Das ändert aber nichts daran, dass sich der Kreml bei seinem Staatshaushalt kräftig verkalkuliert haben dürfte. Denn er setzt für dieses Jahr einen Urals-Preis von 70 Dollar an - das ist weit mehr, als heute gezahlt wird und liegt deutlich über dem G7-Preisdeckel.
Defizit wird größer
Die Probleme zeigten sich schon im Dezember, als Russlands Haushaltsdefizit sich kräftig ausgeweitet hatte. Das lag vor allem daran, dass die Einnahmen aus den Energie-Exporten schrumpften und die Ausgaben für den Krieg in der Ukraine stiegen. Nach Berechnungen der Finanznachrichtenagentur Bloomberg lag das Defizit im vergangenen Monat bei umgerechnet 56 Milliarden Dollar. Das seien mehr als die in den elf vorherigen Monaten angesammelten Überschüsse, die angesichts der zeitweilig sehr hohen Öl- und Gaspreise angehäuft wurden.

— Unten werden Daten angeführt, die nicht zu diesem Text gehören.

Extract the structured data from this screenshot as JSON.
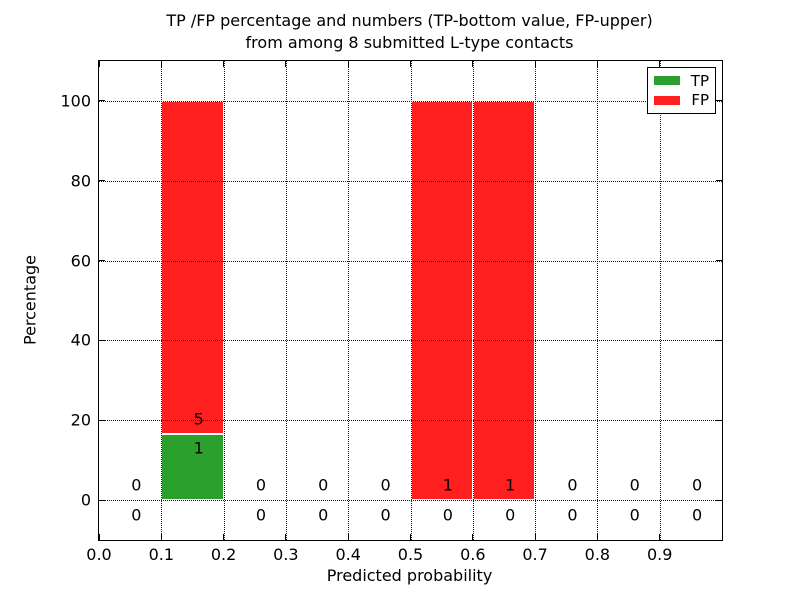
{
  "title": {
    "line1": "TP /FP percentage and numbers (TP-bottom value, FP-upper)",
    "line2": "from among 8 submitted L-type contacts"
  },
  "axes": {
    "xlabel": "Predicted probability",
    "ylabel": "Percentage"
  },
  "legend": {
    "position": "upper right",
    "items": [
      {
        "label": "TP",
        "color": "#2ca02c"
      },
      {
        "label": "FP",
        "color": "#ff1f1f"
      }
    ]
  },
  "colors": {
    "tp_green": "#2ca02c",
    "fp_red": "#ff1f1f",
    "background": "#ffffff",
    "axis_and_text": "#000000",
    "grid": "#1a1a1a"
  },
  "chart_data": {
    "type": "bar",
    "stacked": true,
    "title": "TP /FP percentage and numbers (TP-bottom value, FP-upper) from among 8 submitted L-type contacts",
    "xlabel": "Predicted probability",
    "ylabel": "Percentage",
    "xlim": [
      0.0,
      1.0
    ],
    "ylim": [
      -10,
      110
    ],
    "grid": "dotted",
    "legend_position": "upper right",
    "total_submitted_contacts": 8,
    "bin_width": 0.1,
    "x_ticks": [
      {
        "v": 0.0,
        "label": "0.0"
      },
      {
        "v": 0.1,
        "label": "0.1"
      },
      {
        "v": 0.2,
        "label": "0.2"
      },
      {
        "v": 0.3,
        "label": "0.3"
      },
      {
        "v": 0.4,
        "label": "0.4"
      },
      {
        "v": 0.5,
        "label": "0.5"
      },
      {
        "v": 0.6,
        "label": "0.6"
      },
      {
        "v": 0.7,
        "label": "0.7"
      },
      {
        "v": 0.8,
        "label": "0.8"
      },
      {
        "v": 0.9,
        "label": "0.9"
      }
    ],
    "y_ticks": [
      {
        "v": 0,
        "label": "0"
      },
      {
        "v": 20,
        "label": "20"
      },
      {
        "v": 40,
        "label": "40"
      },
      {
        "v": 60,
        "label": "60"
      },
      {
        "v": 80,
        "label": "80"
      },
      {
        "v": 100,
        "label": "100"
      }
    ],
    "series": [
      {
        "name": "TP",
        "color": "#2ca02c"
      },
      {
        "name": "FP",
        "color": "#ff1f1f"
      }
    ],
    "bins": [
      {
        "x0": 0.0,
        "x1": 0.1,
        "tp": 0,
        "fp": 0,
        "tp_pct": 0,
        "fp_pct": 0
      },
      {
        "x0": 0.1,
        "x1": 0.2,
        "tp": 1,
        "fp": 5,
        "tp_pct": 16.67,
        "fp_pct": 83.33
      },
      {
        "x0": 0.2,
        "x1": 0.3,
        "tp": 0,
        "fp": 0,
        "tp_pct": 0,
        "fp_pct": 0
      },
      {
        "x0": 0.3,
        "x1": 0.4,
        "tp": 0,
        "fp": 0,
        "tp_pct": 0,
        "fp_pct": 0
      },
      {
        "x0": 0.4,
        "x1": 0.5,
        "tp": 0,
        "fp": 0,
        "tp_pct": 0,
        "fp_pct": 0
      },
      {
        "x0": 0.5,
        "x1": 0.6,
        "tp": 0,
        "fp": 1,
        "tp_pct": 0,
        "fp_pct": 100
      },
      {
        "x0": 0.6,
        "x1": 0.7,
        "tp": 0,
        "fp": 1,
        "tp_pct": 0,
        "fp_pct": 100
      },
      {
        "x0": 0.7,
        "x1": 0.8,
        "tp": 0,
        "fp": 0,
        "tp_pct": 0,
        "fp_pct": 0
      },
      {
        "x0": 0.8,
        "x1": 0.9,
        "tp": 0,
        "fp": 0,
        "tp_pct": 0,
        "fp_pct": 0
      },
      {
        "x0": 0.9,
        "x1": 1.0,
        "tp": 0,
        "fp": 0,
        "tp_pct": 0,
        "fp_pct": 0
      }
    ]
  }
}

Dem russischen Finanzminister Anton Siluanow zufolge summiert sich das Defizit für das vergangene Jahr auf umgerechnet rund 47 Milliarden Dollar. Das sind etwa 2,3 Prozent des Bruttoinlandsproduktes. Vor Beginn des Krieges hatte die Regierung einen Überschuss angekündigt. Noch im vergangenen September hatte Putin versprochen, dass Russland einen Überschuss von fast 7 Milliarden Dollar erwirtschaften wird.
Doch daraus wurde nichts. In den vergangenen Monaten war die Regierung gezwungen, den - noch gut gefüllten - Staatsfonds anzuzapfen. Bisher hat sich die russische Wirtschaft trotz der westlichen Sanktionen gut behauptet. Der Internationale Währungsfonds rechnet damit, dass das Bruttoinlandsprodukt im vergangenen Jahr um 3,4 Prozent gesunken ist und in diesem Jahr um noch einmal um 2,3 Prozent schrumpft. Die russische Zentralbank warnte derweil davor, dass Sanktionen und Krieg Russlands Wirtschaft stärker treffen können als bisher erwartet.